The ‘White-lass’ was not the only apparition haunting the neighbourhood of Thirsk. The Revd Sabine Baring-Gould, in his Yorkshire Oddities (1874), retails an eyewitness account of an apparition seen by an old farmer nicknamed ‘John Mealyface’, who died at the age of eighty-four in 1868. John told him that he was riding to Thirsk one night, when he suddenly saw a ‘radiant boy’ passing him on a white horse. As he drew near, his horse’s hooves made no sound, and John first became aware of his approach by seeing the shadow of boy and horse cast on the road ahead of him.

Thinking that a carriage with lamps might be approaching, he only became alarmed when, the shadow growing shorter, he realized the light must be close and yet he could hear no sound. At that, he turned in his saddle, just as the boy went by. ‘He was a child of about eleven, with a fresh, bright face.’ The boy continued on his way until he came to a gate leading into a field, when he stooped as if to open it, rode through, and instantly all was dark.

Baring-Gould asked if the boy was wearing clothes and, if so, what they were like, but John Mealyface had not noticed the particulars. This in itself makes his story sound like an account of a genuine experience (on seeing apparitions, people are normally too taken aback to notice details). As for the name ‘radiant boy’, it is not clear if this was what John Mealyface himself called the apparition, or if Baring-Gould applied a term borrowed from other places.

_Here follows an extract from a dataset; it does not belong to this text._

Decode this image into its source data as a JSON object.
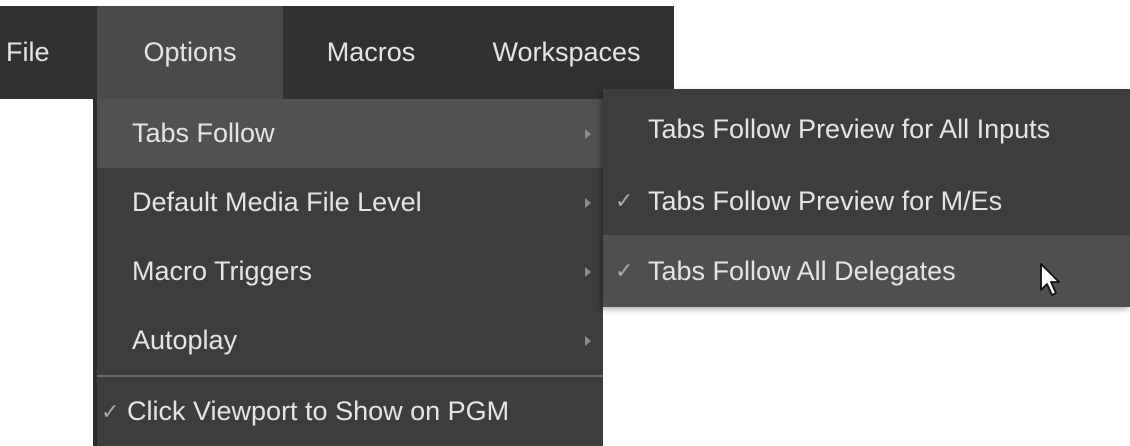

The most celebrated Radiant Boy was one seen by Lord Castlereagh before his suicide (see KNEBWORTH HOUSE, Hertfordshire). After Castlereagh’s death and the subsequent circulation of his story by Sir Walter Scott, Radiant Boys are recorded elsewhere under that name – Chillington Castle, Northumberland, had one ‘till lately’ according to Murray’s Handbook (1873), and so did CORBY CASTLE, Cumberland. However, they seem to have been a traditional form of apparition: Baring-Gould also mentions a boy with a shining face being seen in houses in Lincolnshire and elsewhere.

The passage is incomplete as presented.